ICRC activities in the occupied Golan
22-03-2007 Operational Update
The Golan was occupied by Israel in 1967 during the six-day war. In December 1981, Israel unilaterally annexed the Golan thus applying Israeli laws, jurisdiction and administration to anyone living in the region.
The occupied area of the Golan measures about 1,250 square kilometres and its population now includes an estimated 21,000 Syrian Arabs living in 5 main towns, as opposed to 130,000 Syrian citizens living in some 200 villages and farms before 1967. The Golan also has about 20,000 Israelis inhabitants living in some 40 settlements.
The ICRC considers the Golan to be occupied territory and consequently the Fourth Geneva Convention of 1949 and other customary rules as reflected in the Hague Regulations of 1907 are applicable. No government has endorsed the Israeli annexation of the Golan.
The ICRC has carried out its activities in the occupied Golan since 1967 and has maintained a full-time presence there since 1988, when it opened its office in Majd El Shams. Its activities in the area focus mainly on re-establishing and maintaining family links between the 21,000 Golanese residents and their families living on the other side of the demarcation line.
Passage of students and pilgrims
For the Syrian Arab residents of the occupied Golan, travel to Syria proper is severely restricted, if not impossible. The ICRC, as a neutral intermediary, works with officials in both countries to facilitate their passage for educational and religious purposes. The crossings by pilgrims (Druze sheiks) have been organized under ICRC auspices for the past twelve years. In 2005, the ICRC managed to have the length of the pilgrims'visit extended from 24 hours to three days. In 2006, the ICR C facilitated the crossing of 506 pilgrims. The crossing of students to attend universities in Syria proper is a regular activity run by the ICRC for 15 years now. In 2006 the ICRC facilitated the crossing of 780 students in 10 crossings throughout the year.
Exchange of official papers and Red Cross Messages (RCM)
The ICRC exchanges official papers such as power of attorney documents and birth, death and marriage certificates as well as property documents. This service provides an essential life-line that reinforces family unity across the separation line and helps to support Syrian Arab families living in the occupied Golan to deal with a complicated legal situation. In 2006, the ICRC transmitted 101 power of attorney documents, along with numerous other official documents and certificates to Syria proper. The ICRC also received and distributed Red Cross Messages, enabling the exchange of news between the Syrian Arab residents and their family members on the other side.
Visits to detainees
The ICRC regularly carries out visits to Syrian Arab detainees held by the Israeli authorities. In 2006, detainees from the occupied Golan were visited by ICRC delegates in four places of detention in Israel. All Golanese detainees registered by the ICRC have the opportunity to be visited by their immediate family through the ICRC's family visit programme. In 2006, over 100 relatives of detainees have been able to visit their detained relatives. In accordance with its standard working procedures the ICRC monitors the conditions of detention which it shares confidentially with the relevant authorities an d ensures a follow up on recommendations.
Facilitation of weddings
The ICRC helps in the practical arrangements for weddings between Syrian Arab residents of the occupied Golan and their prospective partners from Syria proper. These marriage ceremonies are organized and conducted, under ICRC auspices, in the demilitarized zone in Kuneitra. The ICRC has been engaged in this activity for some 20 years. In 2006, arrangements were made to facilitate three weddings in the UN-controlled demilitarized zone and four are so far planned for the first quarter of 2007.
Family visits to Syria
The vast majority of the 21,000 Syrian Arab residents have close relatives living in Syria proper but are unable to maintain contact or conduct family visits due to the sealed separation zone. In the past, the ICRC ran the so-called ‘family visit’ programme which enabled family members to meet together in Syria once a year for two weeks.

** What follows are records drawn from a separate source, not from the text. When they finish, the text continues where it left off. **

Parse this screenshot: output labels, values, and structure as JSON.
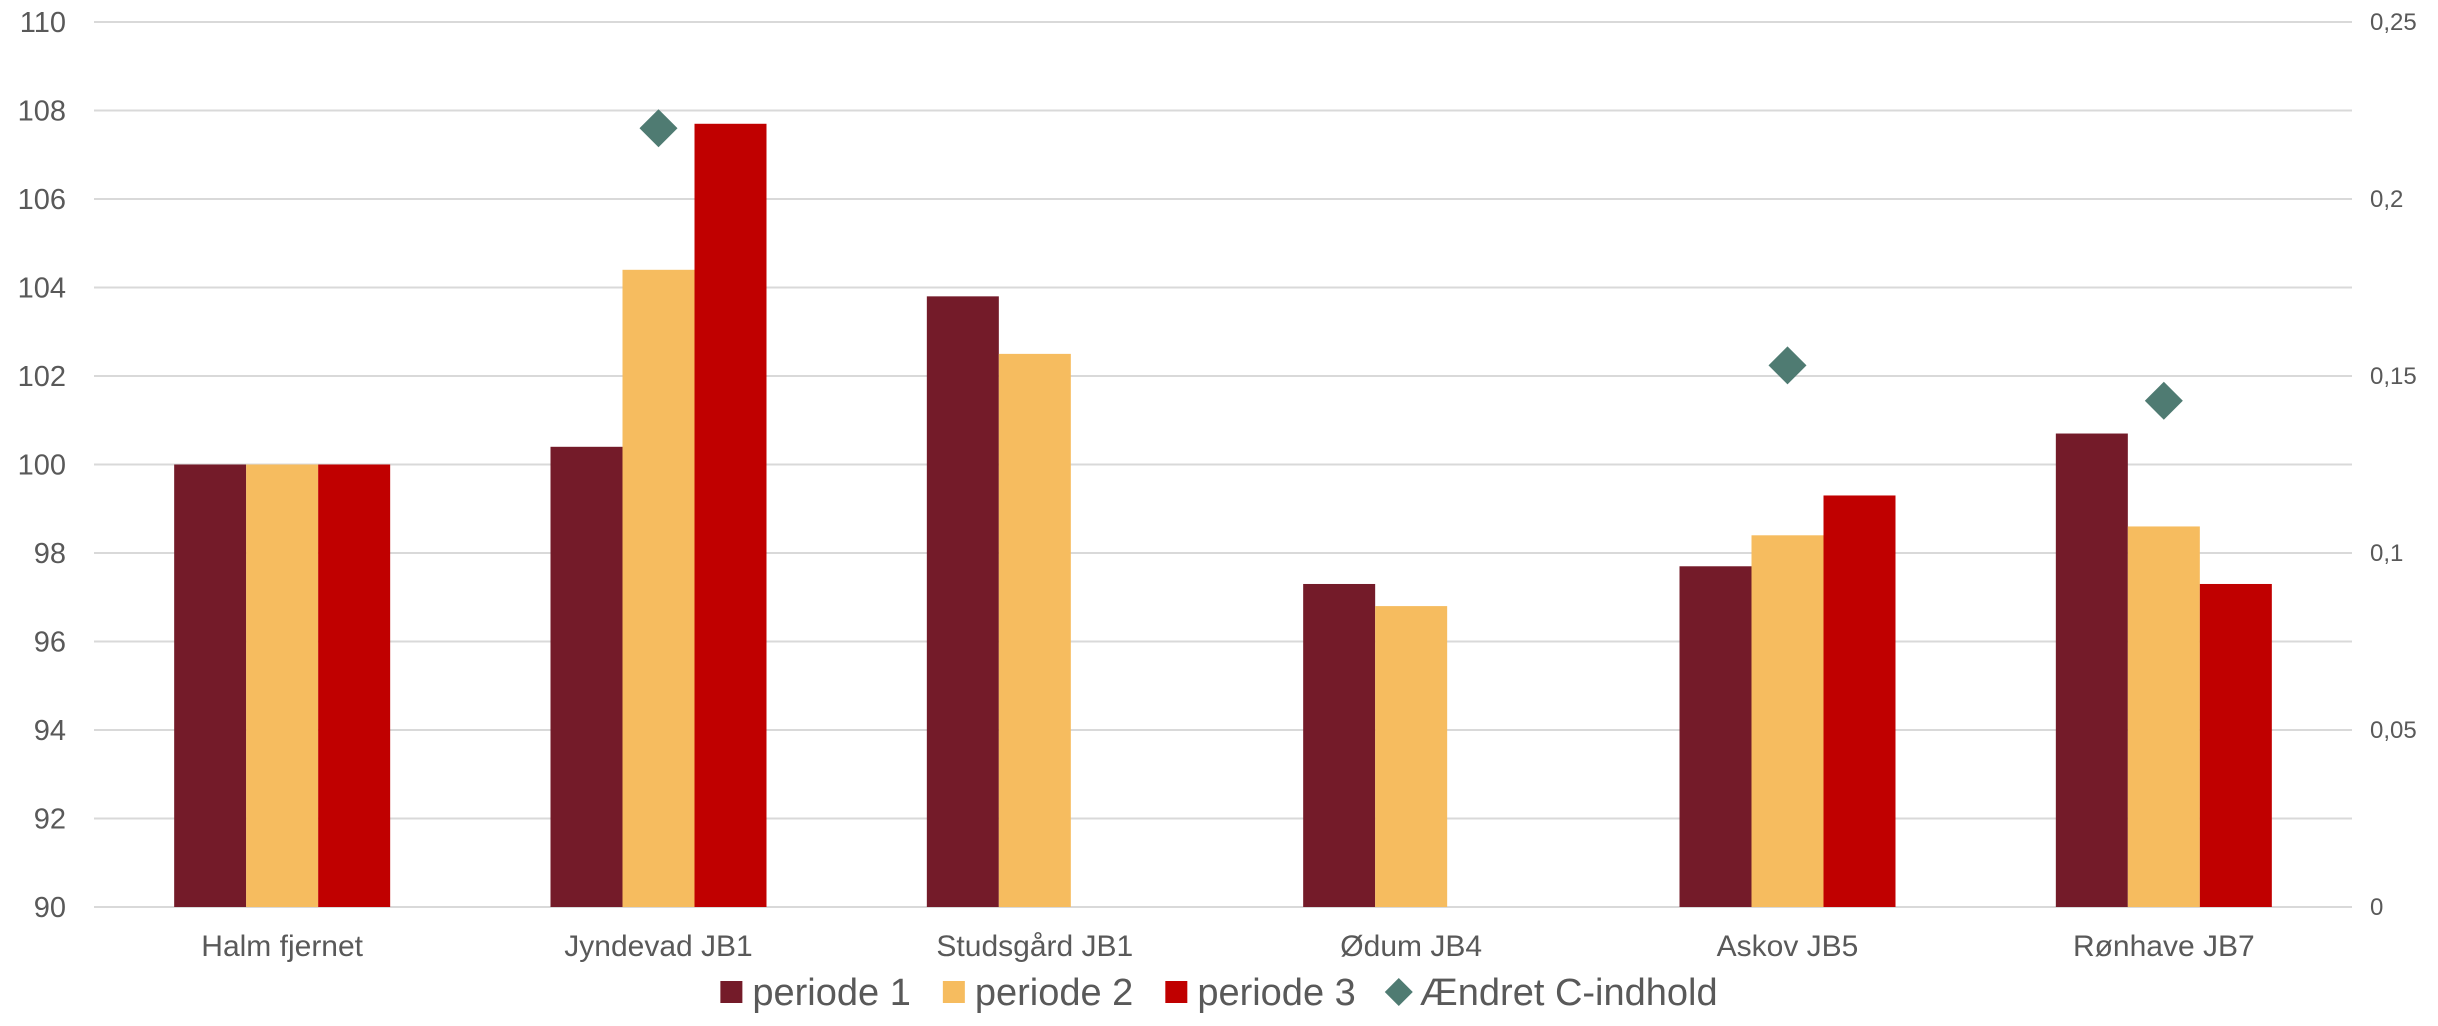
{
  "chart_data": {
    "type": "bar",
    "categories": [
      "Halm fjernet",
      "Jyndevad JB1",
      "Studsgård JB1",
      "Ødum JB4",
      "Askov JB5",
      "Rønhave JB7"
    ],
    "series": [
      {
        "name": "periode 1",
        "axis": "left",
        "color": "#741b29",
        "values": [
          100,
          100.4,
          103.8,
          97.3,
          97.7,
          100.7
        ]
      },
      {
        "name": "periode 2",
        "axis": "left",
        "color": "#f6bc5f",
        "values": [
          100,
          104.4,
          102.5,
          96.8,
          98.4,
          98.6
        ]
      },
      {
        "name": "periode 3",
        "axis": "left",
        "color": "#c00000",
        "values": [
          100,
          107.7,
          null,
          null,
          99.3,
          97.3
        ]
      },
      {
        "name": "Ændret C-indhold",
        "axis": "right",
        "marker": "diamond",
        "color": "#4f7b72",
        "values": [
          null,
          0.22,
          null,
          null,
          0.153,
          0.143
        ]
      }
    ],
    "y_left": {
      "ylim": [
        90,
        110
      ],
      "ticks": [
        "90",
        "92",
        "94",
        "96",
        "98",
        "100",
        "102",
        "104",
        "106",
        "108",
        "110"
      ]
    },
    "y_right": {
      "ylim": [
        0,
        0.25
      ],
      "ticks": [
        "0",
        "0,05",
        "0,1",
        "0,15",
        "0,2",
        "0,25"
      ]
    },
    "grid": true,
    "legend_position": "bottom"
  }
}
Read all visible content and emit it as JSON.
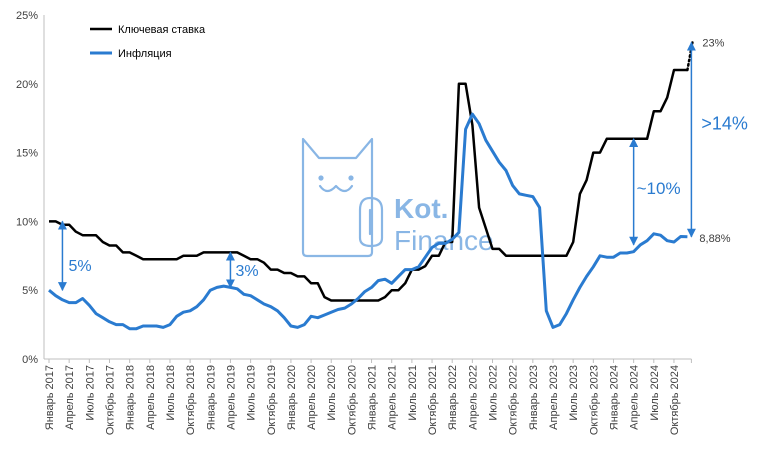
{
  "chart_data": {
    "type": "line",
    "title": "",
    "xlabel": "",
    "ylabel": "",
    "ylim": [
      0,
      25
    ],
    "yticks": [
      "0%",
      "5%",
      "10%",
      "15%",
      "20%",
      "25%"
    ],
    "ytick_values": [
      0,
      5,
      10,
      15,
      20,
      25
    ],
    "grid": false,
    "legend_position": "top-left",
    "x_start": "2017-01",
    "x_end": "2024-12",
    "xtick_labels": [
      "Январь 2017",
      "Апрель 2017",
      "Июль 2017",
      "Октябрь 2017",
      "Январь 2018",
      "Апрель 2018",
      "Июль 2018",
      "Октябрь 2018",
      "Январь 2019",
      "Апрель 2019",
      "Июль 2019",
      "Октябрь 2019",
      "Январь 2020",
      "Апрель 2020",
      "Июль 2020",
      "Октябрь 2020",
      "Январь 2021",
      "Апрель 2021",
      "Июль 2021",
      "Октябрь 2021",
      "Январь 2022",
      "Апрель 2022",
      "Июль 2022",
      "Октябрь 2022",
      "Январь 2023",
      "Апрель 2023",
      "Июль 2023",
      "Октябрь 2023",
      "Январь 2024",
      "Апрель 2024",
      "Июль 2024",
      "Октябрь 2024"
    ],
    "series": [
      {
        "name": "Ключевая ставка",
        "color": "#000000",
        "values": [
          10,
          10,
          9.75,
          9.75,
          9.25,
          9,
          9,
          9,
          8.5,
          8.25,
          8.25,
          7.75,
          7.75,
          7.5,
          7.25,
          7.25,
          7.25,
          7.25,
          7.25,
          7.25,
          7.5,
          7.5,
          7.5,
          7.75,
          7.75,
          7.75,
          7.75,
          7.75,
          7.75,
          7.5,
          7.25,
          7.25,
          7,
          6.5,
          6.5,
          6.25,
          6.25,
          6,
          6,
          5.5,
          5.5,
          4.5,
          4.25,
          4.25,
          4.25,
          4.25,
          4.25,
          4.25,
          4.25,
          4.25,
          4.5,
          5,
          5,
          5.5,
          6.5,
          6.5,
          6.75,
          7.5,
          7.5,
          8.5,
          8.5,
          20,
          20,
          17,
          11,
          9.5,
          8,
          8,
          7.5,
          7.5,
          7.5,
          7.5,
          7.5,
          7.5,
          7.5,
          7.5,
          7.5,
          7.5,
          8.5,
          12,
          13,
          15,
          15,
          16,
          16,
          16,
          16,
          16,
          16,
          16,
          18,
          18,
          19,
          21,
          21,
          21
        ],
        "forecast": {
          "value": 23,
          "label": "23%",
          "style": "dotted"
        }
      },
      {
        "name": "Инфляция",
        "color": "#2a7bd0",
        "values": [
          5,
          4.6,
          4.3,
          4.1,
          4.1,
          4.4,
          3.9,
          3.3,
          3,
          2.7,
          2.5,
          2.5,
          2.2,
          2.2,
          2.4,
          2.4,
          2.4,
          2.3,
          2.5,
          3.1,
          3.4,
          3.5,
          3.8,
          4.3,
          5,
          5.2,
          5.3,
          5.2,
          5.1,
          4.7,
          4.6,
          4.3,
          4,
          3.8,
          3.5,
          3,
          2.4,
          2.3,
          2.5,
          3.1,
          3,
          3.2,
          3.4,
          3.6,
          3.7,
          4,
          4.4,
          4.9,
          5.2,
          5.7,
          5.8,
          5.5,
          6,
          6.5,
          6.5,
          6.7,
          7.4,
          8.1,
          8.4,
          8.4,
          8.7,
          9.2,
          16.7,
          17.8,
          17.1,
          15.9,
          15.1,
          14.3,
          13.7,
          12.6,
          12,
          11.9,
          11.8,
          11,
          3.5,
          2.3,
          2.5,
          3.3,
          4.3,
          5.2,
          6,
          6.7,
          7.5,
          7.4,
          7.4,
          7.7,
          7.7,
          7.8,
          8.3,
          8.6,
          9.1,
          9,
          8.6,
          8.5,
          8.9,
          8.88
        ],
        "end_label": "8,88%"
      }
    ],
    "annotations": [
      {
        "label": "5%",
        "month": "2017-03",
        "from": 10,
        "to": 5
      },
      {
        "label": "3%",
        "month": "2019-04",
        "from": 7.75,
        "to": 5.2
      },
      {
        "label": "~10%",
        "month": "2024-04",
        "from": 16,
        "to": 8.3
      },
      {
        "label": ">14%",
        "month": "2024-12",
        "from": 23,
        "to": 8.88
      }
    ]
  },
  "watermark": {
    "line1": "Kot.",
    "line2": "Finance"
  }
}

This programme was abruptly stopped in 1992 and, despite multiple appeals from the ICRC, has yet to resume. This inability to maintain social, cultural and family ties has an immense effect on the Syrian Arab population of the occupied Golan. Indeed, the resumption of family visits is considered by the majority of Golanese as the single most important issue connected to the occupation and one which needs to be urgently resolved. The ICRC considers the restarting of this programme as a priority and as such continues its efforts to renew this important humanitarian programme.
Upon the request of both Israel and Syria, the ICRC has transported in 2005 and in 2006 a total of 8,000 tonnes of apples from the occupied Golan through the 1974 separation line to Syrian markets. A similar operation is being carried out this year and is expected to transport 10,000 tonnes of apples. This represents an important boost to the local economy as well as a significant economic and humanitarian channel between the Syrian Arab farmers of the occupied Golan and Syrian markets. The programme is feasible due to the recognition by all parties of the trusted neutral intermediary role of the ICRC.